私、“待ってろ”って言われてたんだった…!
私は、らせん階段を上りきり
こちらへ歩いてくるロディに向かって頭を下げた。
「ごめんなさい…!勝手にウロウロして…。
ギルと同じ髪の色をした人を見かけたから、偽ギルかと思って追いかけちゃったの。」
すると、私の言葉を聞いたロディは
ぴくり、と眉を動かして私に尋ねる。
「“ギルと同じ髪の色をした人”?
嬢ちゃん、偽ギルに会ったのか?」
「ううん、結局、人違いだったの。」
…私よりも年下だったし。
するとロディは、ふぅ…、と息を吐いて私に言った。
「度胸と行動力があるのは嬢ちゃんのいいところだが、もう勝手に走り回るんじゃねぇぞ。

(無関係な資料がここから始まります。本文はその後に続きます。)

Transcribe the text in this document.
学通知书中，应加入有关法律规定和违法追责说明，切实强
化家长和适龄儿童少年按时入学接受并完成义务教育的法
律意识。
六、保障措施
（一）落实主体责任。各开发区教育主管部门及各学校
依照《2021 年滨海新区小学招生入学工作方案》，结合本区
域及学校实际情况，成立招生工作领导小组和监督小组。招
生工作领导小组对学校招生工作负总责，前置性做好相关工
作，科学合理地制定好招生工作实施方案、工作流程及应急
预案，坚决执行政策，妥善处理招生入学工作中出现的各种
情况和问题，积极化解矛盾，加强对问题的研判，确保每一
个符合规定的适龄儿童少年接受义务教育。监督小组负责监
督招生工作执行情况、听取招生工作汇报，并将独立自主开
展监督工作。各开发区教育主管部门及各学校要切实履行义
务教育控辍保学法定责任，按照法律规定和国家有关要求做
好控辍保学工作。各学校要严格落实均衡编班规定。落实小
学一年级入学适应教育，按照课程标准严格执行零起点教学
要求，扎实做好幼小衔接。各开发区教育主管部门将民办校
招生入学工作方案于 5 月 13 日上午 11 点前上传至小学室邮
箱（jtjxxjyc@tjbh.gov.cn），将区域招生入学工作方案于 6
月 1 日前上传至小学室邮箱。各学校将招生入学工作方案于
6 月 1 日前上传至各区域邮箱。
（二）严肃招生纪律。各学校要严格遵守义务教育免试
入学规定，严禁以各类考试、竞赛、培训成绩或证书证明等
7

もし何かあっても、今日はここにギルが入って来れないんだから。」
…!
私は、はっ!として目を見開く。
そっか。
闇の魔力の持ち主を排除する電磁波で囲まれたこの会場に、ギルは入って来れないんだ。
…“本物のギル”がいるわけないよね。
その時
私の頭の中にルオンの顔が浮かぶ。
ルオンは魔法を使っていたけど…
“闇の魔法”を使わない、“光”だったからパーティに参加できたのかな?
…シルバーナさんの“警備装置”はすごいな!
同じ魔法使いでも、闇だけを区別することが出来るんだ?
私は、ロディに向かって尋ねる。
「ロディは、偽ギルに会えたの?」
すると、ロディは眉を寄せ低い声で言った。
「いや、喫煙所にも、バルコニーにもいなかったんだ。